The Students allege that the management of the institution had indiscriminately hiked their tuition fee from N17, 000.00 (Seventeen Thousand Naira) to over N100, 000.00 (One Hundred Thousand Naira).

Addressing his school colleagues, the Student Union Government (SUG) president, Comrade Ibikunle Isaac, said the other student leaders had met several times with the management of the school over the issue. Ibikunle has a lot at stake in this struggle, he is a rising Law Student graduate with a level 500 rating.  

Isaac added that after several meeting with the Students Union leaders, and school representatives, the management stood strongly behind their call for the tuition hikes, which he said the students would not accept.

Ibikunle said the Vice Chancellor, Prof. Bamitale Omole, had promised to reverse the increase in tuition fees at the meeting, which was held at the school Senate Building.

"We have exhausted all peaceful means, and even met with the leadership of the Academic Staff Union University (ASUU), Non Academic Staff Union (NASU) as well the alumni body of the institution, to help us appeal to the management.

"But its unfortunate,” he said, “that there was no positive response and we deemed it fit to result into a protest to show our grievances."

He claimed that the institution’s vice chancellor had bluntly told them during a meeting that the directive to increase the tuition fee came directly from the federal government, who said they can't fund education again in the country (without a tuition hike.)

"It was the Vice Chancellor that told us during a meeting that the federal government directed them to increase the school (fees) because government cannot continue to fund education," Ibikunle stated. 

Security personnel also found it difficult to control the rage of the students. The students dared them to say, "Many of you have children in this school, and we hope you won't allow this (same) situation to (also) happen to them". One of the students told of a Police officer who had threatened to arrest any students caught at site.

Some Candidates of the Unified Tertiary Matriculation Examination (UTME), billed to write and work on the Computer Based Test Mode introduced by the Joint Admission Matriculation Board (JAMB) examination body, were also affected by the protest. All buses, cars, and motorcycles moving candidates to the venue were stopped from passage.

Students of the institution have been at loggerheads with the management over the sudden increment in their acceptance fee, from N2. 000.00 (Two thousand Naira), to N20. 000.00 (Twenty thousand Naira). These new fees mostly affected the then newly admitted students, now in year One (100Level), which led to the massive protest, and had closed down of the institution for three months.

An analysis made by a SaharaReporters correspondent revealed that newly admitted students into the institution would be paying N74. 000.00 (Seventy Four Thousand Naira), against N17. 000.00 (Seventeen Thousand Naira), representing a steep increase.

The above fees exclude the acceptance fee of N20. 000.00 (Twenty Thousand Naira) payment, while the Old students, or returning students, would have to cough up N50. 000.00 (Fifty Thousand Naira), against the normal N7. 000. 00 (Seven Thousand Naira) fee.

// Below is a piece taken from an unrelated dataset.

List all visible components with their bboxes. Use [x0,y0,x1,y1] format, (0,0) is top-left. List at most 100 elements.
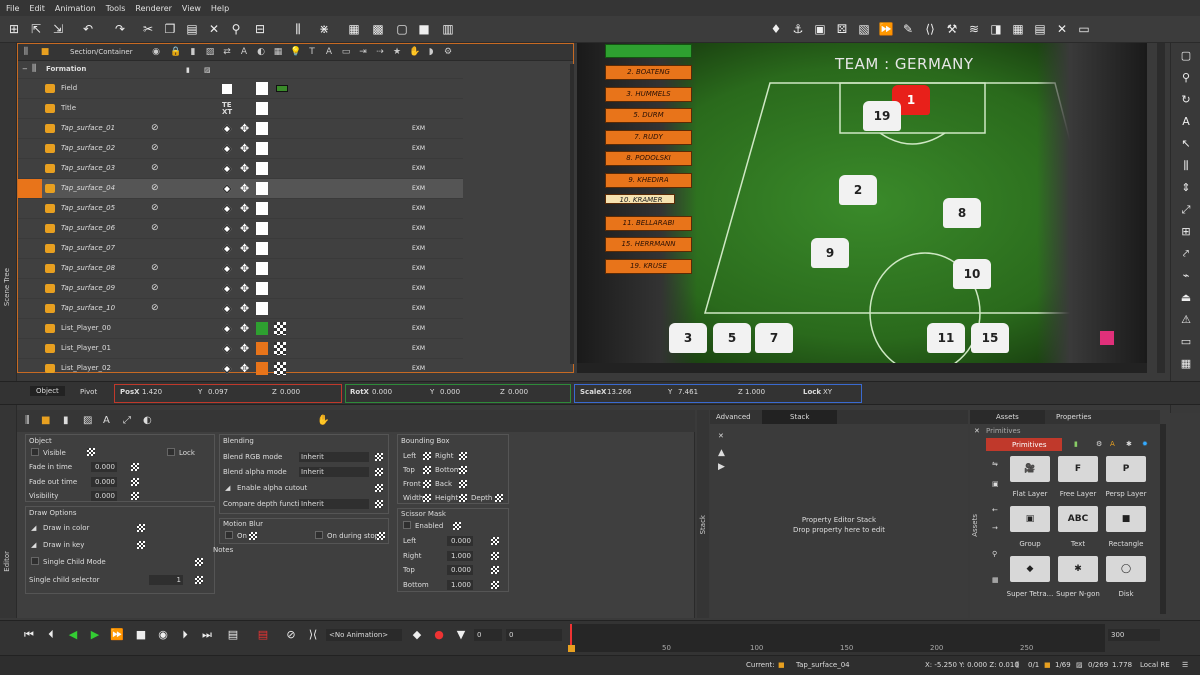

Efforts by SaharaReporters to speak with the Information officer of the institution proved unsuccessful as mobile telephone lines were not connecting.

The high increase in school fees always sparks a protest among tertiary institution students across Nigeria.

The Students of the Lagos State University, the LASU, for example, are still battling with the rate hike in their own tuition fees.

Many of the students, SaharaReporters has learned, have refused to attend lectures in recent days over the proposed tuition rate hikes.